The heart of every major galaxy is thought to contain a supermassive black hole – a place where gravity is so strong that anything, including light, gets devoured.
Like all black holes, supermassive ones form when stars collapse in on themselves at the end of their life cycles. On average, they're millions of times more massive than the Sun.
For years, scientists have struggled to capture a black hole on camera, since the absence of light renders them nearly impossible to see.
But on April 10, a group of scientists from the international Event Horizon Telescope Collaboration released the first-ever photograph of a supermassive black hole to the public. Though the image was fuzzy, it signified a major milestone for space research.
The accomplishment has now earned the team a 2020 Breakthrough Prize, which was awarded on September 5. The prize was started eight years ago by a team of investors including Sergey Brin and Mark Zuckerberg, and is often referred to as the "Oscars of Science".
The Event Horizon Telescope Collaboration (EHT) team will collectively receive US$3 million, but the money will be divided equally among the group's 347 scientists, giving each person around US$8,600.
What the black hole photograph shows
The April image captured a supermassive black hole at the centre of the Messier 87 galaxy, which is about 54 million light-years away from Earth.

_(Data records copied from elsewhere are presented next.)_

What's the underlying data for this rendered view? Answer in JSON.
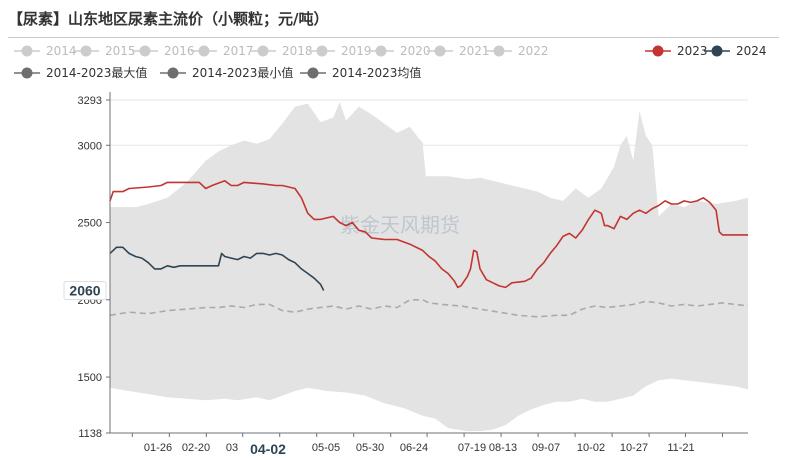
{
  "title": "【尿素】山东地区尿素主流价（小颗粒；元/吨）",
  "watermark": "紫金天风期货",
  "chart_data": {
    "type": "line",
    "title": "【尿素】山东地区尿素主流价（小颗粒；元/吨）",
    "ylim": [
      1138,
      3293
    ],
    "yticks": [
      1138,
      1500,
      2000,
      2500,
      3000,
      3293
    ],
    "xticks": [
      "01-26",
      "02-20",
      "03",
      "04-02",
      "05-05",
      "05-30",
      "06-24",
      "07-19",
      "08-13",
      "09-07",
      "10-02",
      "10-27",
      "11-21"
    ],
    "x_tick_pos": [
      0.035,
      0.093,
      0.151,
      0.208,
      0.266,
      0.324,
      0.382,
      0.44,
      0.497,
      0.555,
      0.613,
      0.671,
      0.729,
      0.787,
      0.845,
      0.902,
      0.96
    ],
    "highlight_tick": "04-02",
    "highlight_value": "2060",
    "legend": {
      "inactive_color": "#cccccc",
      "items": [
        {
          "label": "2014",
          "color": "#cccccc",
          "active": false
        },
        {
          "label": "2015",
          "color": "#cccccc",
          "active": false
        },
        {
          "label": "2016",
          "color": "#cccccc",
          "active": false
        },
        {
          "label": "2017",
          "color": "#cccccc",
          "active": false
        },
        {
          "label": "2018",
          "color": "#cccccc",
          "active": false
        },
        {
          "label": "2019",
          "color": "#cccccc",
          "active": false
        },
        {
          "label": "2020",
          "color": "#cccccc",
          "active": false
        },
        {
          "label": "2021",
          "color": "#cccccc",
          "active": false
        },
        {
          "label": "2022",
          "color": "#cccccc",
          "active": false
        },
        {
          "label": "2023",
          "color": "#c23531",
          "active": true
        },
        {
          "label": "2024",
          "color": "#2f4554",
          "active": true
        },
        {
          "label": "2014-2023最大值",
          "color": "#6e6e6e",
          "active": true
        },
        {
          "label": "2014-2023最小值",
          "color": "#6e6e6e",
          "active": true
        },
        {
          "label": "2014-2023均值",
          "color": "#6e6e6e",
          "active": true
        }
      ]
    },
    "band": {
      "fill": "#e3e3e3",
      "max": [
        [
          0,
          2600
        ],
        [
          0.04,
          2600
        ],
        [
          0.06,
          2620
        ],
        [
          0.09,
          2660
        ],
        [
          0.12,
          2760
        ],
        [
          0.15,
          2900
        ],
        [
          0.17,
          2960
        ],
        [
          0.19,
          3000
        ],
        [
          0.21,
          3030
        ],
        [
          0.23,
          3010
        ],
        [
          0.25,
          3040
        ],
        [
          0.27,
          3140
        ],
        [
          0.29,
          3250
        ],
        [
          0.31,
          3270
        ],
        [
          0.33,
          3150
        ],
        [
          0.35,
          3180
        ],
        [
          0.36,
          3280
        ],
        [
          0.37,
          3160
        ],
        [
          0.39,
          3250
        ],
        [
          0.41,
          3200
        ],
        [
          0.43,
          3140
        ],
        [
          0.45,
          3080
        ],
        [
          0.47,
          3120
        ],
        [
          0.485,
          3040
        ],
        [
          0.49,
          3020
        ],
        [
          0.495,
          2800
        ],
        [
          0.53,
          2800
        ],
        [
          0.56,
          2780
        ],
        [
          0.58,
          2790
        ],
        [
          0.61,
          2760
        ],
        [
          0.63,
          2740
        ],
        [
          0.65,
          2720
        ],
        [
          0.67,
          2700
        ],
        [
          0.69,
          2660
        ],
        [
          0.71,
          2640
        ],
        [
          0.73,
          2720
        ],
        [
          0.75,
          2660
        ],
        [
          0.77,
          2720
        ],
        [
          0.79,
          2860
        ],
        [
          0.8,
          3000
        ],
        [
          0.81,
          3060
        ],
        [
          0.82,
          2900
        ],
        [
          0.83,
          3220
        ],
        [
          0.84,
          3060
        ],
        [
          0.85,
          3000
        ],
        [
          0.86,
          2540
        ],
        [
          0.88,
          2620
        ],
        [
          0.9,
          2600
        ],
        [
          0.92,
          2640
        ],
        [
          0.95,
          2620
        ],
        [
          0.98,
          2640
        ],
        [
          1.0,
          2660
        ]
      ],
      "min": [
        [
          0,
          1430
        ],
        [
          0.03,
          1410
        ],
        [
          0.06,
          1390
        ],
        [
          0.09,
          1370
        ],
        [
          0.12,
          1360
        ],
        [
          0.15,
          1350
        ],
        [
          0.18,
          1360
        ],
        [
          0.2,
          1350
        ],
        [
          0.23,
          1370
        ],
        [
          0.25,
          1350
        ],
        [
          0.27,
          1380
        ],
        [
          0.29,
          1410
        ],
        [
          0.31,
          1430
        ],
        [
          0.34,
          1410
        ],
        [
          0.37,
          1400
        ],
        [
          0.4,
          1380
        ],
        [
          0.43,
          1330
        ],
        [
          0.46,
          1300
        ],
        [
          0.49,
          1250
        ],
        [
          0.51,
          1230
        ],
        [
          0.53,
          1170
        ],
        [
          0.56,
          1150
        ],
        [
          0.58,
          1150
        ],
        [
          0.6,
          1160
        ],
        [
          0.62,
          1190
        ],
        [
          0.64,
          1250
        ],
        [
          0.66,
          1290
        ],
        [
          0.68,
          1320
        ],
        [
          0.7,
          1340
        ],
        [
          0.72,
          1340
        ],
        [
          0.74,
          1360
        ],
        [
          0.76,
          1340
        ],
        [
          0.78,
          1340
        ],
        [
          0.8,
          1360
        ],
        [
          0.82,
          1380
        ],
        [
          0.84,
          1440
        ],
        [
          0.86,
          1480
        ],
        [
          0.88,
          1490
        ],
        [
          0.9,
          1480
        ],
        [
          0.92,
          1470
        ],
        [
          0.94,
          1460
        ],
        [
          0.96,
          1450
        ],
        [
          0.98,
          1440
        ],
        [
          1.0,
          1420
        ]
      ]
    },
    "series": [
      {
        "name": "2014-2023均值",
        "color": "#aaaaaa",
        "dashed": true,
        "values": [
          [
            0,
            1900
          ],
          [
            0.03,
            1920
          ],
          [
            0.06,
            1910
          ],
          [
            0.09,
            1930
          ],
          [
            0.12,
            1940
          ],
          [
            0.15,
            1950
          ],
          [
            0.17,
            1950
          ],
          [
            0.19,
            1960
          ],
          [
            0.21,
            1950
          ],
          [
            0.23,
            1970
          ],
          [
            0.25,
            1970
          ],
          [
            0.27,
            1930
          ],
          [
            0.29,
            1920
          ],
          [
            0.31,
            1940
          ],
          [
            0.33,
            1950
          ],
          [
            0.35,
            1960
          ],
          [
            0.37,
            1940
          ],
          [
            0.39,
            1960
          ],
          [
            0.41,
            1940
          ],
          [
            0.43,
            1960
          ],
          [
            0.45,
            1950
          ],
          [
            0.47,
            2000
          ],
          [
            0.49,
            2000
          ],
          [
            0.5,
            1980
          ],
          [
            0.52,
            1970
          ],
          [
            0.55,
            1960
          ],
          [
            0.58,
            1940
          ],
          [
            0.61,
            1920
          ],
          [
            0.64,
            1900
          ],
          [
            0.67,
            1890
          ],
          [
            0.7,
            1900
          ],
          [
            0.72,
            1900
          ],
          [
            0.74,
            1940
          ],
          [
            0.76,
            1960
          ],
          [
            0.78,
            1950
          ],
          [
            0.8,
            1960
          ],
          [
            0.82,
            1970
          ],
          [
            0.84,
            1990
          ],
          [
            0.86,
            1980
          ],
          [
            0.88,
            1960
          ],
          [
            0.9,
            1970
          ],
          [
            0.92,
            1960
          ],
          [
            0.94,
            1970
          ],
          [
            0.96,
            1980
          ],
          [
            0.98,
            1970
          ],
          [
            1.0,
            1960
          ]
        ]
      },
      {
        "name": "2023",
        "color": "#c23531",
        "values": [
          [
            0,
            2640
          ],
          [
            0.005,
            2700
          ],
          [
            0.02,
            2700
          ],
          [
            0.03,
            2720
          ],
          [
            0.06,
            2730
          ],
          [
            0.08,
            2740
          ],
          [
            0.09,
            2760
          ],
          [
            0.13,
            2760
          ],
          [
            0.14,
            2760
          ],
          [
            0.15,
            2720
          ],
          [
            0.16,
            2740
          ],
          [
            0.18,
            2770
          ],
          [
            0.19,
            2740
          ],
          [
            0.2,
            2740
          ],
          [
            0.21,
            2760
          ],
          [
            0.24,
            2750
          ],
          [
            0.26,
            2740
          ],
          [
            0.27,
            2740
          ],
          [
            0.29,
            2720
          ],
          [
            0.3,
            2660
          ],
          [
            0.31,
            2560
          ],
          [
            0.32,
            2520
          ],
          [
            0.33,
            2520
          ],
          [
            0.35,
            2540
          ],
          [
            0.36,
            2500
          ],
          [
            0.37,
            2480
          ],
          [
            0.38,
            2500
          ],
          [
            0.39,
            2450
          ],
          [
            0.4,
            2440
          ],
          [
            0.41,
            2400
          ],
          [
            0.43,
            2390
          ],
          [
            0.45,
            2390
          ],
          [
            0.47,
            2360
          ],
          [
            0.49,
            2320
          ],
          [
            0.5,
            2280
          ],
          [
            0.51,
            2250
          ],
          [
            0.52,
            2200
          ],
          [
            0.53,
            2170
          ],
          [
            0.54,
            2120
          ],
          [
            0.545,
            2080
          ],
          [
            0.55,
            2090
          ],
          [
            0.56,
            2150
          ],
          [
            0.565,
            2200
          ],
          [
            0.57,
            2320
          ],
          [
            0.575,
            2310
          ],
          [
            0.58,
            2200
          ],
          [
            0.59,
            2130
          ],
          [
            0.6,
            2110
          ],
          [
            0.61,
            2090
          ],
          [
            0.62,
            2080
          ],
          [
            0.63,
            2110
          ],
          [
            0.65,
            2120
          ],
          [
            0.66,
            2140
          ],
          [
            0.67,
            2200
          ],
          [
            0.68,
            2240
          ],
          [
            0.69,
            2300
          ],
          [
            0.7,
            2350
          ],
          [
            0.71,
            2410
          ],
          [
            0.72,
            2430
          ],
          [
            0.73,
            2400
          ],
          [
            0.74,
            2450
          ],
          [
            0.75,
            2520
          ],
          [
            0.76,
            2580
          ],
          [
            0.77,
            2560
          ],
          [
            0.775,
            2480
          ],
          [
            0.78,
            2480
          ],
          [
            0.79,
            2460
          ],
          [
            0.8,
            2540
          ],
          [
            0.81,
            2520
          ],
          [
            0.82,
            2560
          ],
          [
            0.83,
            2580
          ],
          [
            0.84,
            2560
          ],
          [
            0.85,
            2590
          ],
          [
            0.86,
            2610
          ],
          [
            0.87,
            2640
          ],
          [
            0.88,
            2620
          ],
          [
            0.89,
            2620
          ],
          [
            0.9,
            2640
          ],
          [
            0.91,
            2630
          ],
          [
            0.92,
            2640
          ],
          [
            0.93,
            2660
          ],
          [
            0.94,
            2630
          ],
          [
            0.95,
            2580
          ],
          [
            0.955,
            2440
          ],
          [
            0.96,
            2420
          ],
          [
            0.98,
            2420
          ],
          [
            1.0,
            2420
          ]
        ]
      },
      {
        "name": "2024",
        "color": "#2f4554",
        "values": [
          [
            0,
            2300
          ],
          [
            0.005,
            2320
          ],
          [
            0.01,
            2340
          ],
          [
            0.02,
            2340
          ],
          [
            0.03,
            2300
          ],
          [
            0.04,
            2280
          ],
          [
            0.05,
            2270
          ],
          [
            0.06,
            2240
          ],
          [
            0.07,
            2200
          ],
          [
            0.08,
            2200
          ],
          [
            0.09,
            2220
          ],
          [
            0.1,
            2210
          ],
          [
            0.11,
            2220
          ],
          [
            0.13,
            2220
          ],
          [
            0.15,
            2220
          ],
          [
            0.16,
            2220
          ],
          [
            0.17,
            2220
          ],
          [
            0.175,
            2300
          ],
          [
            0.18,
            2280
          ],
          [
            0.19,
            2270
          ],
          [
            0.2,
            2260
          ],
          [
            0.21,
            2280
          ],
          [
            0.22,
            2270
          ],
          [
            0.23,
            2300
          ],
          [
            0.24,
            2300
          ],
          [
            0.25,
            2290
          ],
          [
            0.26,
            2300
          ],
          [
            0.27,
            2290
          ],
          [
            0.28,
            2260
          ],
          [
            0.29,
            2240
          ],
          [
            0.3,
            2200
          ],
          [
            0.31,
            2170
          ],
          [
            0.32,
            2140
          ],
          [
            0.33,
            2100
          ],
          [
            0.335,
            2060
          ]
        ]
      }
    ]
  }
}
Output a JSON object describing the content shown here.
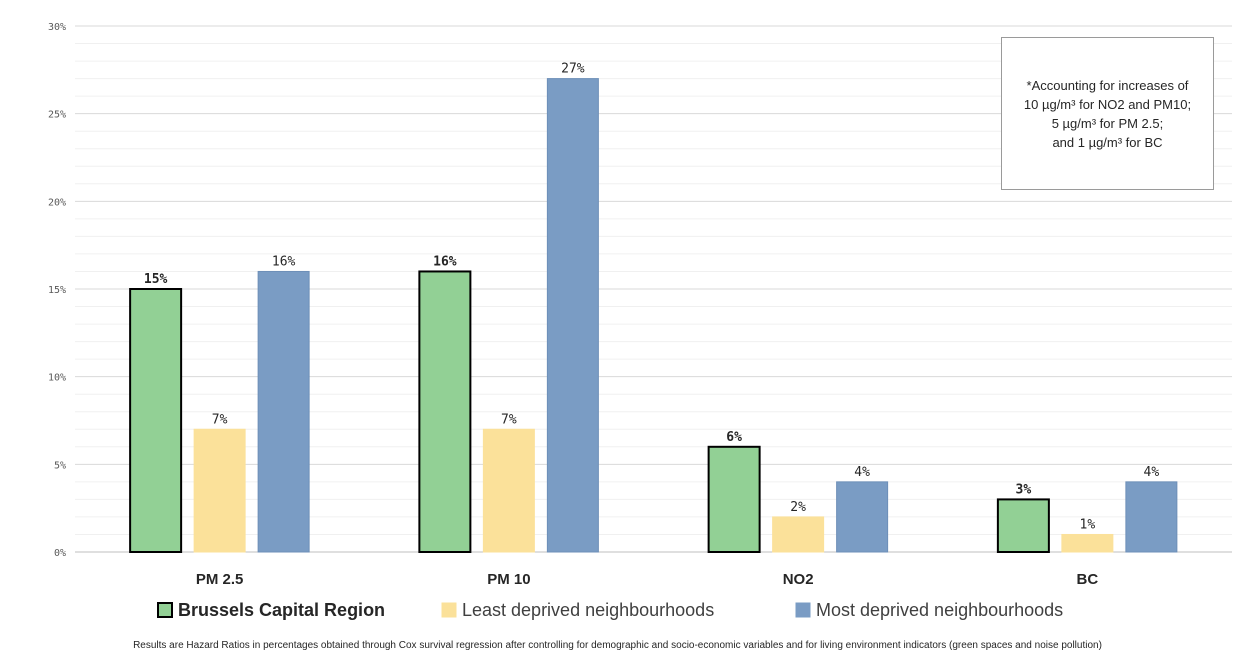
{
  "chart_data": {
    "type": "bar",
    "categories": [
      "PM 2.5",
      "PM 10",
      "NO2",
      "BC"
    ],
    "series": [
      {
        "name": "Brussels Capital Region",
        "values": [
          15,
          16,
          6,
          3
        ],
        "labels": [
          "15%",
          "16%",
          "6%",
          "3%"
        ],
        "color": "#92d095",
        "border": "#000000"
      },
      {
        "name": "Least deprived neighbourhoods",
        "values": [
          7,
          7,
          2,
          1
        ],
        "labels": [
          "7%",
          "7%",
          "2%",
          "1%"
        ],
        "color": "#fbe19a",
        "border": "#fbe19a"
      },
      {
        "name": "Most deprived neighbourhoods",
        "values": [
          16,
          27,
          4,
          4
        ],
        "labels": [
          "16%",
          "27%",
          "4%",
          "4%"
        ],
        "color": "#7a9cc4",
        "border": "#6d8fb8"
      }
    ],
    "ylim": [
      0,
      30
    ],
    "yticks": [
      0,
      5,
      10,
      15,
      20,
      25,
      30
    ],
    "ytick_labels": [
      "0%",
      "5%",
      "10%",
      "15%",
      "20%",
      "25%",
      "30%"
    ],
    "grid": true,
    "legend_position": "bottom",
    "annotation": {
      "lines": [
        "*Accounting for increases of",
        "10 µg/m³ for NO2 and PM10;",
        "5 µg/m³ for PM 2.5;",
        "and 1 µg/m³ for BC"
      ]
    },
    "footnote": "Results are Hazard Ratios in percentages obtained through Cox survival regression after controlling for demographic and socio-economic variables and for living environment indicators (green spaces and noise pollution)"
  }
}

The black hole in the photo likely had a mass equivalent to 6.5 billion Suns.
Black holes are defined by a border called the event horizon: a region of space so dense with matter that not even light can escape its gravity. This creates a circular 'shadow', where all light and matter is gobbled up.
Outside the event horizon, supermassive black holes have an accretion disk – clouds of hot gas and dust trapped in orbit. Though scientists can't see beyond a black hole's event horizon, they can detect the gas and dust in that disk, since the material gives off radio waves that can be captured by a high-powered telescope.
This is what EHT scientists captured in their groundbreaking image.
"As a cloud of gas gets closer to the black hole, they speed up and heat up," Josephine Peters, an astrophysicist at the University of Oxford, told Business Insider in October.
"It glows brighter the faster and hotter it gets. Eventually, the gas cloud gets close enough that the pull of the black hole stretches it into a thin arc."
To capture the image, researchers relied on 8 telescopes
The EHT scientists are stationed all over the world, at 60 institutions across 20 countries.
To capture the photograph, they relied on eight radio telescopes, operating in Antarctica, Chile, Mexico, Hawaii, Arizona, and Spain. They used a network of atomic clocks – extremely precise time-keeping devices that can measure billionths of a second – to sync up the telescopes around the world.
The EHT project began collecting information about black holes in 2006.
The image released in April was the result of observations that started two years prior.
"It feels like looking at the gates of hell, at the end of space and time," Heino Falcke, an Event Horizon Telescope collaborator, said when the photo was published in April.